By Stephen C. Slota.
School of Information, University of Texas at Austin.
While data science is vociferous about it value, it is oddly silent about its values. Algorithmically-driven analysis of very large data sets, often falling under broader categories of machine learning (ML) and artificial intelligence (AI) has already become an integral part of our social fabric. We continually monitor ourselves, each other, and the environment in an increasingly data-intensive manner, and policy decisions are more and more often being made on the basis of the results of opaque, occulted (Slota, Slaughter and Bowker, 2020) or otherwise black-boxed analysis of very large, heterogeneous data sets. Our relationship with data is changing, both as individuals and as a society. Self-tracking and quantification provides a data-oriented mode of understanding our own behaviors, bodies, and lives. (Berson, 2015) As a society, we are rendering ourselves increasingly computable, with greater portions of our lives tracked, quantified, and analyzed as part of our daily activities. (Cheung, et al. 2017) Similarly, we are changing the nature of our society - creating new kinds of ‘social facts’ built around the ubiquity and presence of tracking, data collection, and the presentation of results of that collection to us. (Boullier, 2015) We are witnessing fundamentally new modes of social organization such as the widespread use of predictive analytics in a variety of fields, which can work to create new ways in which our behaviors and practices might be governed. (Foucault, 1977; Mackenzie, 2013; Lövbrand et. al, 2012; Williamson, 2016; Dow-Schull, 2012) Even disregarding these external or societal orientations towards data and analytics, there is reason to believe that our own relationships, attitudes, and priorities around data collected about us is changing. For example, both the scope of the available technology and our social understanding of the nature of a right to privacy are fundamentally different from the situation fifty, or even twenty, years ago (Solove, 2015; Martin, 2014; Nissenbaum, 2009).

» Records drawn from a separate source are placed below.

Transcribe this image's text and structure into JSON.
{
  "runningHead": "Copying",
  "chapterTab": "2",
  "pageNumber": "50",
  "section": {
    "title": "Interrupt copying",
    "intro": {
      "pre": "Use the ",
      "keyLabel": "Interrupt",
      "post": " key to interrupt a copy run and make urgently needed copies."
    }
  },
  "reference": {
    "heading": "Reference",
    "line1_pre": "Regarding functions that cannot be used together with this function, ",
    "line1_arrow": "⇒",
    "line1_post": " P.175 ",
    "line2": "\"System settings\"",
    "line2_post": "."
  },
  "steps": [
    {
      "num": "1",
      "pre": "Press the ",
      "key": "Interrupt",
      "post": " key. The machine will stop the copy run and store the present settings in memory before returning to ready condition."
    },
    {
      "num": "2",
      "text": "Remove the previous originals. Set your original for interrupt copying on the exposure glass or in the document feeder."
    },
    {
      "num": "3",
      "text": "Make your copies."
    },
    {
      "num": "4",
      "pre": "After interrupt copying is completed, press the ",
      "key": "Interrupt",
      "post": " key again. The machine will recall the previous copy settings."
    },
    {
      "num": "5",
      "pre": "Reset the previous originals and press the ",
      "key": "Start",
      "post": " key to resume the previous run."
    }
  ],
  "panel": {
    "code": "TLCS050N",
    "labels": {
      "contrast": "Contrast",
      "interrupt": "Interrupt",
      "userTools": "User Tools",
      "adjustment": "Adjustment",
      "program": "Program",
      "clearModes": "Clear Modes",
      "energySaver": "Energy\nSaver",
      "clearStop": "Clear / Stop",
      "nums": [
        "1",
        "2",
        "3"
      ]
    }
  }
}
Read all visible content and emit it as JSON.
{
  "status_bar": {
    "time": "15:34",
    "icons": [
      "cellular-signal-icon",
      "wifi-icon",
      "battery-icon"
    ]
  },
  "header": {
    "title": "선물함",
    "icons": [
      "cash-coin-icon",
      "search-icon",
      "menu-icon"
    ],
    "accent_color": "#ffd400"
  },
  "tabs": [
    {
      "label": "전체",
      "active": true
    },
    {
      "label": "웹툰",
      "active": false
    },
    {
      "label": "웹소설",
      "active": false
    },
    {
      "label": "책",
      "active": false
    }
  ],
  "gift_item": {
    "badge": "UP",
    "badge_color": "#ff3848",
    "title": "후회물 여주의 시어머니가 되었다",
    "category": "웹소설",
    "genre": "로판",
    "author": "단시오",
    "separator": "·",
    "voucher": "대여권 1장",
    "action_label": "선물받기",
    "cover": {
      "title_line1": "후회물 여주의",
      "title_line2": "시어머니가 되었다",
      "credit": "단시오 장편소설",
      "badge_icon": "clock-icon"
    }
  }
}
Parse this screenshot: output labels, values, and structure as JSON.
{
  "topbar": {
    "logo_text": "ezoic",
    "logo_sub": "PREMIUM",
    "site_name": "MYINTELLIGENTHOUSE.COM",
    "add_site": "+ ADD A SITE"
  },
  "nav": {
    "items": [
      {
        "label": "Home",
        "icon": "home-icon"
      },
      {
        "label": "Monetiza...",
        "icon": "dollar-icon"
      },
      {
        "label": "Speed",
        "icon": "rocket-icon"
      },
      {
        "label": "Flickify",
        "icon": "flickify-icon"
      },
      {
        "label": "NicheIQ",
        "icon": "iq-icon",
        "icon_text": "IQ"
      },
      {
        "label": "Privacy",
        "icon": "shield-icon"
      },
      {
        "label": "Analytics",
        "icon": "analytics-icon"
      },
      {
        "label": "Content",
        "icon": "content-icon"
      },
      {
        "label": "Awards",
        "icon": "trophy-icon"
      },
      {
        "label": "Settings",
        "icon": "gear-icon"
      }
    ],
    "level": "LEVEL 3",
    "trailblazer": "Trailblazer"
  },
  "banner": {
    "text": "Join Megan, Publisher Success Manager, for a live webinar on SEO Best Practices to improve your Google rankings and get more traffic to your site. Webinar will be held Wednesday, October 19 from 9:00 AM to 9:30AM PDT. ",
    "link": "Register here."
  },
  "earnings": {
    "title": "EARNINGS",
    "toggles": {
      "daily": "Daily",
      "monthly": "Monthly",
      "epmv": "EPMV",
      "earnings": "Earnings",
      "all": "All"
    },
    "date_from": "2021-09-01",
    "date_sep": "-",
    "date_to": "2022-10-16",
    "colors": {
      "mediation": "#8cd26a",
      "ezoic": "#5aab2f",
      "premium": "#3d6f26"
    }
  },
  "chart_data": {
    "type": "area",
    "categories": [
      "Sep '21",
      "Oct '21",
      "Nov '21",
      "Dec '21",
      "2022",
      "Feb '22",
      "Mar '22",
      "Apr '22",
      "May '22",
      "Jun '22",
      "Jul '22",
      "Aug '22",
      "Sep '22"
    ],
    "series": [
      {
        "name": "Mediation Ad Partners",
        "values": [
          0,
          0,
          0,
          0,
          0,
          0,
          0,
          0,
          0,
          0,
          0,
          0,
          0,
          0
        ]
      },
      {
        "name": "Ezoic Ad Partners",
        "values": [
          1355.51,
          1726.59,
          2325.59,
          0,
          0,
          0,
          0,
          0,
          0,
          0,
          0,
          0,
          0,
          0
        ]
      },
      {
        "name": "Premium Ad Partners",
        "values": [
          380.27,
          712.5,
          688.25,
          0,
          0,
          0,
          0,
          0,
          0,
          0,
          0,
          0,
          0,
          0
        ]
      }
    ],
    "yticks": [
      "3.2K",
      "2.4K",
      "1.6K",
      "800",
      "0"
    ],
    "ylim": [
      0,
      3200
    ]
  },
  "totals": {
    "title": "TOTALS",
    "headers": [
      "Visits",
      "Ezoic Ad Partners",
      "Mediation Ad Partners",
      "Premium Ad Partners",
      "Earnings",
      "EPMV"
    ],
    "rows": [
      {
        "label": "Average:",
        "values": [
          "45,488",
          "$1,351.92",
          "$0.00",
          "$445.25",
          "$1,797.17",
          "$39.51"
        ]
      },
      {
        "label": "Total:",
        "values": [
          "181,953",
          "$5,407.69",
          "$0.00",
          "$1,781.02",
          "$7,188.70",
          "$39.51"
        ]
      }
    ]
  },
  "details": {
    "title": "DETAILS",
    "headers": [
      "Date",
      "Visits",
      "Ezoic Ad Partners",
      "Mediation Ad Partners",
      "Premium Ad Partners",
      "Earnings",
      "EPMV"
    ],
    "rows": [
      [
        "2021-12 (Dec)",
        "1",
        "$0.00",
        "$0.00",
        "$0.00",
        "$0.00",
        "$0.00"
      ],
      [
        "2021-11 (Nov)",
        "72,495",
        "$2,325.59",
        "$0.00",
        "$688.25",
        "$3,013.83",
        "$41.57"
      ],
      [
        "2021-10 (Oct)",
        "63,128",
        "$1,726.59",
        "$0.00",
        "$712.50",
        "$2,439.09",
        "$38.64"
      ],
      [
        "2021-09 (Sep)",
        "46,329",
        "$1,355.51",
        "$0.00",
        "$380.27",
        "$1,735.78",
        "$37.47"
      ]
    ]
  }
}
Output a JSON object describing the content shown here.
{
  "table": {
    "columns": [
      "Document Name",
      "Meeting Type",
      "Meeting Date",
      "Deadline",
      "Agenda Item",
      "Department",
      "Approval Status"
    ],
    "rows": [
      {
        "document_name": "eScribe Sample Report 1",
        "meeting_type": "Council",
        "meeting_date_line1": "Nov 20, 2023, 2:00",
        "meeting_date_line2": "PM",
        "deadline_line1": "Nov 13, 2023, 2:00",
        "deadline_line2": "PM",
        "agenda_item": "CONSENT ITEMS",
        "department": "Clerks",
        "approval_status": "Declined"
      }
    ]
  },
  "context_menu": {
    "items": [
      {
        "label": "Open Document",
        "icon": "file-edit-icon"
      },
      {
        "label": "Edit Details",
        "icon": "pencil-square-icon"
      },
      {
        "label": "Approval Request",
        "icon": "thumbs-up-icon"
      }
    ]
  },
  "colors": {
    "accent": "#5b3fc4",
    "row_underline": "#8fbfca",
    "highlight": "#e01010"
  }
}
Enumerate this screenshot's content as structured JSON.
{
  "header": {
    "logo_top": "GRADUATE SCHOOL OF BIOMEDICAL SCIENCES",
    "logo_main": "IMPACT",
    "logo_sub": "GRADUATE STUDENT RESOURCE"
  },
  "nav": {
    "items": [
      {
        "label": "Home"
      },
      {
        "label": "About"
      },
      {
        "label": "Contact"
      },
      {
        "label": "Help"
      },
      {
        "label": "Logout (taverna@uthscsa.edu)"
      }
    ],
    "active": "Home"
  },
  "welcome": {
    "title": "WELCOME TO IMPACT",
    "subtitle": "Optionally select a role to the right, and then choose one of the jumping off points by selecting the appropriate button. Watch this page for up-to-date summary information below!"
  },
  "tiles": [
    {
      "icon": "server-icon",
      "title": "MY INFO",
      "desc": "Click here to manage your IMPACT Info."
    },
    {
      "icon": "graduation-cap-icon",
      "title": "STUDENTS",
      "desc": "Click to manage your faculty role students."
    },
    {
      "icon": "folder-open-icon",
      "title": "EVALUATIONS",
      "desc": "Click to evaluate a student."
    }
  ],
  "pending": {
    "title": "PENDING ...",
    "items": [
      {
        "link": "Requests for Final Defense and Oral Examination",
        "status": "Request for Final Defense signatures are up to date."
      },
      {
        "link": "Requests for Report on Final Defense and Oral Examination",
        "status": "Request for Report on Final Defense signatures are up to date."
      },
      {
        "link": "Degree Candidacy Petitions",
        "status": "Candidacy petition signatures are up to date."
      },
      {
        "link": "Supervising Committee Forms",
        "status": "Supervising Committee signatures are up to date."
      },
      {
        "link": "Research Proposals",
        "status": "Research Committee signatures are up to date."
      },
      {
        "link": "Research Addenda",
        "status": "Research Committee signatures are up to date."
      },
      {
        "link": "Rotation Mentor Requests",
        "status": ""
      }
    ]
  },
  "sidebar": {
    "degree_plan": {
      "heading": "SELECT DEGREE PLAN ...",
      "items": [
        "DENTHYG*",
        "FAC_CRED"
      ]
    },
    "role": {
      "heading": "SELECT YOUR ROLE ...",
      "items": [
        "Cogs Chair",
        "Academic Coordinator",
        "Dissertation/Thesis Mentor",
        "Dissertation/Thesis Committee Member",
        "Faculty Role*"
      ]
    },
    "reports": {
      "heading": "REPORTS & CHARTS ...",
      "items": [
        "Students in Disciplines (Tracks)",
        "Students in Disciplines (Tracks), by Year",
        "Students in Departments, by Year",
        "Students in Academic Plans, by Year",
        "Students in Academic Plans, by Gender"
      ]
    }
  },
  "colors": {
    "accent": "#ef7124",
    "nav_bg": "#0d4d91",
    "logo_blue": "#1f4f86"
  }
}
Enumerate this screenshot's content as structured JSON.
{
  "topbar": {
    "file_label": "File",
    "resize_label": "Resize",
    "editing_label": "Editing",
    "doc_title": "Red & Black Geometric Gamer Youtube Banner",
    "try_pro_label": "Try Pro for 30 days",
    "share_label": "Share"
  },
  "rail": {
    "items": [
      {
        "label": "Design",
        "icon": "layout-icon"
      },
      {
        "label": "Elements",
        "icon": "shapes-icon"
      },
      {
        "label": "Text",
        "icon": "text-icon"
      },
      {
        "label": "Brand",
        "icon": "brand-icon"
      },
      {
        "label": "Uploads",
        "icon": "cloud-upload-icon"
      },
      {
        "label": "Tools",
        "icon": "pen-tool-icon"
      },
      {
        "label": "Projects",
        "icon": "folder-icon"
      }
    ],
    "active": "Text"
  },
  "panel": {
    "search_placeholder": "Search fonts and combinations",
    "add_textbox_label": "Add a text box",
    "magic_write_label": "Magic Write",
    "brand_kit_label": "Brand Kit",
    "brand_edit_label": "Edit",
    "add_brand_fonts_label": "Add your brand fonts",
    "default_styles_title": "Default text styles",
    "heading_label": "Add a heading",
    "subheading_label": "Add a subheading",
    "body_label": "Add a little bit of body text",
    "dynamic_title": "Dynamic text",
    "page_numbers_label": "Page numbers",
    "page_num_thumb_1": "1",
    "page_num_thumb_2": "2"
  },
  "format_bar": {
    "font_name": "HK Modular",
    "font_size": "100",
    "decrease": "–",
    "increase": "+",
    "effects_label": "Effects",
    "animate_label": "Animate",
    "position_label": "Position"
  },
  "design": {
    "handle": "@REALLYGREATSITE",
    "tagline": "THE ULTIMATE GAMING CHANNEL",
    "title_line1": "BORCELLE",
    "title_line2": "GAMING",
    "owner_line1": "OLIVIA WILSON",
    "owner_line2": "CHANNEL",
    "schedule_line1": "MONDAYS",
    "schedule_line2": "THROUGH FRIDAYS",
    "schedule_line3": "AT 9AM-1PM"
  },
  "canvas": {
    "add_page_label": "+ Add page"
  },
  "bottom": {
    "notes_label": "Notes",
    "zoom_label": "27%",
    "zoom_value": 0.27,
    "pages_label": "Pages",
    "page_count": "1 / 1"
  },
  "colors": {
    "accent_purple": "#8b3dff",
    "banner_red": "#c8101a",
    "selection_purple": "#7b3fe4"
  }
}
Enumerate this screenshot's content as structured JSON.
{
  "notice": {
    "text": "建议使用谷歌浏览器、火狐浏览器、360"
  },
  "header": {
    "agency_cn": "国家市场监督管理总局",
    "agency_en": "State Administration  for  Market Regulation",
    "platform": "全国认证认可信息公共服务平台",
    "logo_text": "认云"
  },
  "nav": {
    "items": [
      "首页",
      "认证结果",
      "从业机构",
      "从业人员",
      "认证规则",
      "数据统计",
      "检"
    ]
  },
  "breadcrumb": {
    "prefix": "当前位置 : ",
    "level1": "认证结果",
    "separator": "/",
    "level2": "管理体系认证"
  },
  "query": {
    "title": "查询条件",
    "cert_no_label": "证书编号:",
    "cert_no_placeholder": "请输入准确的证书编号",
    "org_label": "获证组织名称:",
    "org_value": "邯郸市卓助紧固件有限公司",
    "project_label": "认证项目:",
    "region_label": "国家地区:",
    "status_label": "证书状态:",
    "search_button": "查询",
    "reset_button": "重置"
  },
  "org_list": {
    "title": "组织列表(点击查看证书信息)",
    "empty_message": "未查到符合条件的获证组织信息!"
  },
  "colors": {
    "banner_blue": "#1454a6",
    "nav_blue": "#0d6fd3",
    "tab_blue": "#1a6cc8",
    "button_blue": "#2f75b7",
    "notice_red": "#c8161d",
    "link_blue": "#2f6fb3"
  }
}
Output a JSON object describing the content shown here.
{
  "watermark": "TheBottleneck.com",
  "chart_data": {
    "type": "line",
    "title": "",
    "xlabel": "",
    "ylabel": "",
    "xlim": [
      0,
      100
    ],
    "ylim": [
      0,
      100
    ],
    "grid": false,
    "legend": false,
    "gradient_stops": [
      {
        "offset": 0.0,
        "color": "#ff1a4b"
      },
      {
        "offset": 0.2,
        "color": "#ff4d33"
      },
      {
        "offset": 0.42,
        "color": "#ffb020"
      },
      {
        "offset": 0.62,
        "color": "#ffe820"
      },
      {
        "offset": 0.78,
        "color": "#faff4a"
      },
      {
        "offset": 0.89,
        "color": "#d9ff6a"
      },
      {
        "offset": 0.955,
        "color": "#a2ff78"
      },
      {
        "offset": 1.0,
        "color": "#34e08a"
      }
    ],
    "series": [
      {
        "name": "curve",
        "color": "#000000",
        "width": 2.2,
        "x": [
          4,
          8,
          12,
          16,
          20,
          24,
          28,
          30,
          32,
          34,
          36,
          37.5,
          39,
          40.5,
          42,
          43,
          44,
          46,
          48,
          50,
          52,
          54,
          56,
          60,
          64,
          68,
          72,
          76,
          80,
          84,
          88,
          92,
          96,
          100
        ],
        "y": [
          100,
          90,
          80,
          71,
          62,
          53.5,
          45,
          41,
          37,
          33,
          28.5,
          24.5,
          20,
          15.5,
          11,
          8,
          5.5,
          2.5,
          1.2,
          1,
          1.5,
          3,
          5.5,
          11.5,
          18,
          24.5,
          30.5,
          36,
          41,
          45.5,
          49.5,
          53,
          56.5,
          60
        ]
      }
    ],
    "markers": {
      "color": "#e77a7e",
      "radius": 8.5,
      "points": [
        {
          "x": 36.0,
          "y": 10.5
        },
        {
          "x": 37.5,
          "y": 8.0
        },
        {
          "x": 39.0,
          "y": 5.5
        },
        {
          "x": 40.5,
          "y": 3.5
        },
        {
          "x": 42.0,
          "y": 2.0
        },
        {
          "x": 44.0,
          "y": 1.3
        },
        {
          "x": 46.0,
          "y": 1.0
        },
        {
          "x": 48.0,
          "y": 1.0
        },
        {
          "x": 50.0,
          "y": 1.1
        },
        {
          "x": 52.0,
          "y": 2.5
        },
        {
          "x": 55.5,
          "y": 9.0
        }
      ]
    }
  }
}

Emergent properties of large, connected heterogeneous data sets and the algorithms needed to effectively mine useful information from them are substantively different from data analytic techniques that work with intentionally-collected data and relatively confined research spaces. Data science is unique in its deviation from the traditional ‘data lifecycle’ that begins with observation and moves through storage, cleaning, analysis and revision (Borgman, 2007; Borgman et al., 2008). Rather than working from initial observations of the world, novel data science leverages trace data (Geiger and Ribes, 2011) data collected from a heterogenous sources towards a variety of different uses, and data collected about individuals largely without their knowledge producing its outputs. As such the variety and quantity of data as well as the often-counterintuitive outputs of algorithmically driven analysis such as machine learning make it significantly more difficult to predict harms; they enroll a substantively larger population of individuals being observed through increasingly varied avenues of data collection; and their conclusions often have the weight of knowledge without significant accounts of their uncertainty. Beyond all of this are issues arising from attempts to understand and assert the accountability of increasingly ‘black-boxed’ analytic techniques – particularly when the outcomes of research conducted using those techniques are used to inform policy, direct resources, and respond to emergency situations (Lehr and Ohm, 2017).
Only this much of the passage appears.